On the ground, more and more primary school teachers are refusing to give marks despite the President’s known attachment to them: “Marks are important as a means of keeping families informed,” he said recently. “Of course Hollande likes the marking system,” says Christian Chevalier, Secretary General of the teacher’s union, UNSA. “Hollande is himself a pure product of the marking system and selective sorting.” As for poor, beleaguered Vallaud-Belkacen—who last November said of an experimental secondary school in the Gers which had abandoned all marks: “I vigorously support the pedagogic innovations that come from the field”—she has now chosen her camp. Eager, perhaps, to hold on to her job as head of a ministry with a notoriously revolving door, she recently came out against any reform to the existing system.

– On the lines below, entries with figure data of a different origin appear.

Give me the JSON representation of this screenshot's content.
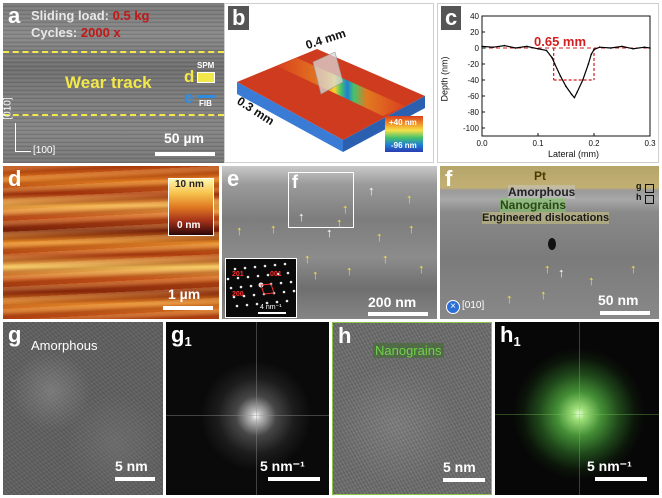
{
  "panels": {
    "a": {
      "label": "a",
      "load_prefix": "Sliding load: ",
      "load_value": "0.5 kg",
      "cycles_prefix": "Cycles: ",
      "cycles_value": "2000 x",
      "track_label": "Wear track",
      "marker_d": "d",
      "marker_e": "e",
      "spm_label": "SPM",
      "fib_label": "FIB",
      "axis_vertical": "[010]",
      "axis_horizontal": "[100]",
      "scale_text": "50 µm"
    },
    "b": {
      "label": "b",
      "length_label": "0.4 mm",
      "width_label": "0.3 mm",
      "colorbar_max": "+40 nm",
      "colorbar_min": "-96 nm"
    },
    "c": {
      "label": "c",
      "width_annotation": "0.65 mm",
      "ylabel": "Depth (nm)",
      "xlabel": "Lateral (mm)"
    },
    "d": {
      "label": "d",
      "colorbar_max": "10 nm",
      "colorbar_min": "0 nm",
      "scale_text": "1 µm"
    },
    "e": {
      "label": "e",
      "inset_label": "f",
      "diff_201": "201",
      "diff_001": "001",
      "diff_200": "200",
      "inset_scale": "4 nm⁻¹",
      "scale_text": "200 nm"
    },
    "f": {
      "label": "f",
      "pt_label": "Pt",
      "amorphous_label": "Amorphous",
      "nanograins_label": "Nanograins",
      "dislocations_label": "Engineered dislocations",
      "marker_g": "g",
      "marker_h": "h",
      "zone_axis": "[010]",
      "scale_text": "50 nm"
    },
    "g": {
      "label": "g",
      "title": "Amorphous",
      "scale_text": "5 nm"
    },
    "g1": {
      "label": "g",
      "label_sub": "1",
      "scale_text": "5 nm⁻¹"
    },
    "h": {
      "label": "h",
      "title": "Nanograins",
      "scale_text": "5 nm"
    },
    "h1": {
      "label": "h",
      "label_sub": "1",
      "scale_text": "5 nm⁻¹"
    }
  },
  "chart_data": {
    "type": "line",
    "xlabel": "Lateral (mm)",
    "ylabel": "Depth (nm)",
    "xlim": [
      0.0,
      0.3
    ],
    "ylim": [
      -110,
      40
    ],
    "xticks": [
      "0.0",
      "0.1",
      "0.2",
      "0.3"
    ],
    "yticks": [
      "40",
      "20",
      "0",
      "-20",
      "-40",
      "-60",
      "-80",
      "-100"
    ],
    "x": [
      0.0,
      0.02,
      0.04,
      0.06,
      0.08,
      0.1,
      0.115,
      0.125,
      0.13,
      0.14,
      0.15,
      0.16,
      0.165,
      0.17,
      0.18,
      0.19,
      0.195,
      0.2,
      0.21,
      0.23,
      0.25,
      0.27,
      0.29,
      0.3
    ],
    "y": [
      2,
      1,
      3,
      0,
      2,
      -1,
      -3,
      -12,
      -20,
      -35,
      -48,
      -58,
      -62,
      -55,
      -40,
      -20,
      -8,
      -2,
      1,
      0,
      2,
      -1,
      1,
      0
    ],
    "annotation": "0.65 mm",
    "grid": false
  },
  "colors": {
    "yellow_annotation": "#f2e84a",
    "red_annotation": "#d21f1f",
    "green_annotation": "#64c84e"
  }
}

The old guard in France, for whom l’Ecole de la République is still an extremely useful social tool, continues to resist grassroots movements that press for a more tolerant, accepting model. I think of the French state’s continuing refusal to accept the diversity—psychological, religious and cultural—of its citizens; I recall my own child’s indignation and the sense of injustice felt by those French Muslim girls being forced to leave their headscarves at home; the mute rage of all those teenage Muslim boys being told that they won’t succeed but they must conform—and I wonder how long the edifice will hold.